Running Array Jobs#
Job arrays allow you to run a group of identical/similar jobs. The Slurm script
is EXACTLY the same. The only difference between each sub-job is the environment
variable, $SLURM_ARRAY_TASK_ID
. So it can be a good idea if you want to do
some data level parallelization. E.g. let sub-job 1 (SLURM_ARRAY_TASK_ID=1)
process data chunk 1, sub-job 2 processes data chunk 2, … etc.

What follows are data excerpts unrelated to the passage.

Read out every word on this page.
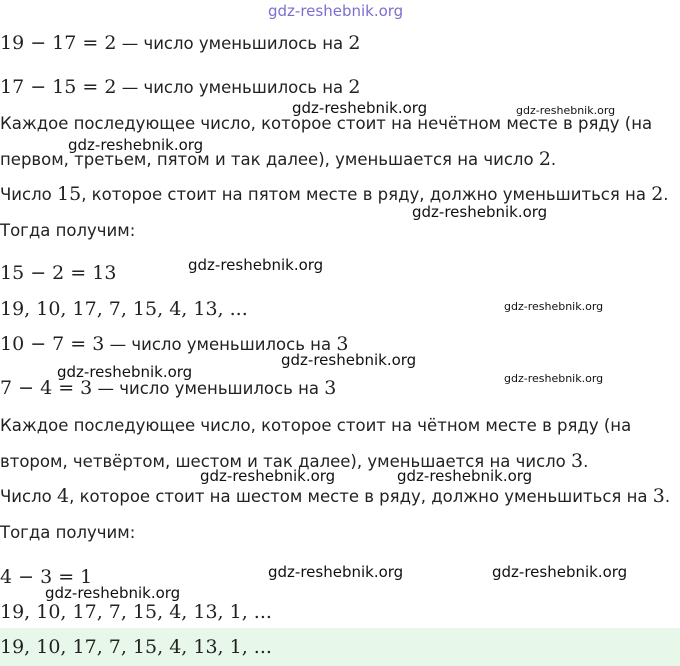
gdz-reshebnik.org
gdz-reshebnik.org	gdz-reshebnik.org
gdz-reshebnik.org
gdz-reshebnik.org
gdz-reshebnik.org
gdz-reshebnik.org
gdz-reshebnik.org
gdz-reshebnik.org	gdz-reshebnik.org
gdz-reshebnik.org	gdz-reshebnik.org
gdz-reshebnik.org	gdz-reshebnik.org
gdz-reshebnik.org
19 − 17 = 2 — число уменьшилось на 2
17 − 15 = 2 — число уменьшилось на 2
Каждое последующее число, которое стоит на нечётном месте в ряду (на
первом, третьем, пятом и так далее), уменьшается на число 2.
Число 15, которое стоит на пятом месте в ряду, должно уменьшиться на 2.
Тогда получим:
15 − 2 = 13
19, 10, 17, 7, 15, 4, 13, ...
10 − 7 = 3 — число уменьшилось на 3
7 − 4 = 3 — число уменьшилось на 3
Каждое последующее число, которое стоит на чётном месте в ряду (на
втором, четвёртом, шестом и так далее), уменьшается на число 3.
Число 4, которое стоит на шестом месте в ряду, должно уменьшиться на 3.
Тогда получим:
4 − 3 = 1
19, 10, 17, 7, 15, 4, 13, 1, ...
19, 10, 17, 7, 15, 4, 13, 1, ...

To do that, just add the following statement in your submission script, where
n
is the number of jobs in the array:
#SBATCH --array=1-n
An example of Slurm Array job script#
#SBATCH --array=1-20
Or you can specify an array job at submission time, without modifying your submission script:
sbatch --array=1-20 job.script
In Slurm, the job array is implemented as a group of single jobs. E.g. if you
submit an array job with #SBATCH --array=1-4
. When the starting job is
ID=1000, the ids of all jobs are: 1000, 1001, 1002, 1003.
Note
There is a limit of 1000 jobs per array. Slurm also has a bug where it will not allow array id’s above this limit, this can be worked around with a prefix in the script (e.g. for “1001-1020” use –array=01-20 and reference variables with a prefix 10$SLURM_ARRAY_TASK_ID)
A maximum number of simultaneously running tasks from the job array may be specified using a “%” separator. For example “–array=0-15%4” will limit the number of simultaneously running tasks from this job array to 4.